Por fim, chegamos ao último tópico abordado pela autora no capítulo , a saber, a teatralidade
em Pina Bausch. A definição de teatralidade encontra percalços, visto que não se define como
uma instância própria ao espaço cênicoe de fácil definição, que pode ser encontrada em
situações do cotidiano e em espaços públicos, assim, “a teatralidade está onde quer que a
imaginação detecte esta qualidade” (p.78).

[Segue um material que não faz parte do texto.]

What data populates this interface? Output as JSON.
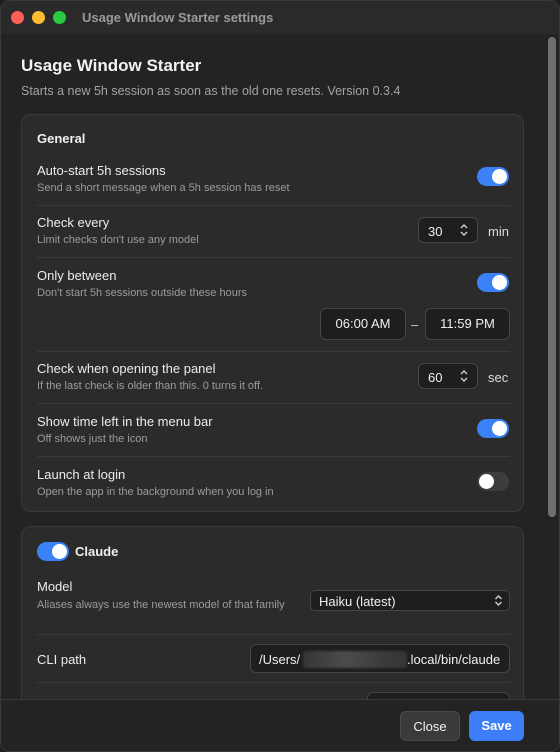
{
  "window": {
    "title": "Usage Window Starter settings"
  },
  "header": {
    "app_name": "Usage Window Starter",
    "subtitle": "Starts a new 5h session as soon as the old one resets. Version 0.3.4"
  },
  "general": {
    "title": "General",
    "auto_start": {
      "label": "Auto-start 5h sessions",
      "desc": "Send a short message when a 5h session has reset",
      "on": true
    },
    "check_every": {
      "label": "Check every",
      "desc": "Limit checks don't use any model",
      "value": "30",
      "unit": "min"
    },
    "only_between": {
      "label": "Only between",
      "desc": "Don't start 5h sessions outside these hours",
      "on": true,
      "start": "06:00 AM",
      "separator": "–",
      "end": "11:59 PM"
    },
    "check_on_open": {
      "label": "Check when opening the panel",
      "desc": "If the last check is older than this. 0 turns it off.",
      "value": "60",
      "unit": "sec"
    },
    "menu_bar": {
      "label": "Show time left in the menu bar",
      "desc": "Off shows just the icon",
      "on": true
    },
    "launch_login": {
      "label": "Launch at login",
      "desc": "Open the app in the background when you log in",
      "on": false
    }
  },
  "claude": {
    "title": "Claude",
    "enabled": true,
    "model": {
      "label": "Model",
      "desc": "Aliases always use the newest model of that family",
      "value": "Haiku (latest)"
    },
    "cli_path": {
      "label": "CLI path",
      "value_prefix": "/Users/",
      "value_suffix": ".local/bin/claude"
    }
  },
  "footer": {
    "close_label": "Close",
    "save_label": "Save"
  },
  "colors": {
    "accent": "#3b82f6",
    "save": "#3d7df5",
    "toggle_off": "#3d3d3d"
  }
}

A autora nos conduz a identificar, portanto que a teatralidade na atualidade se encontra
na recepção ativa da cena, em que o espectador confere teatralidade, fazendo ressonância ao
que é apresentado pelo intérprete. Trazendo isto para a teatralidade bauschiana, temos a ideia
de que esta “é construída pela sensibilidade de todos os envolvidos, para uma emissão e
recepção sensíveis, sem intenções medidas.” (P.80).
Nesta linha, Licia Maria Sanchez conclui:
“ Falar do teatro-dança de Pina Bausch, mais do que cataloga-lo é reconhecer a
abertura de sentido no próprio vazio que permite enxergar o caminho que leva à
quebra de códigos. Uma ruptura. és o ponto que convoca a instauração de uma
discursividade própria neste retorno ao trabalho da artista. (...) que se lança em um
movimento de captura desse espaço-tempo não dito. A percepção desse
movimento abre espaço para um sentido próprio, mobiliza o saber inconsciente e
permite o ensaio aberto de uma construção reflexiva pessoal nomeada
“Dramaturgia da Memória” (p.80)
O capitulo é assim finalizando, abrindo margem ao quês era abordado em seguida no livro,
o que a autora denomina “ Dramaturgia da Memória”.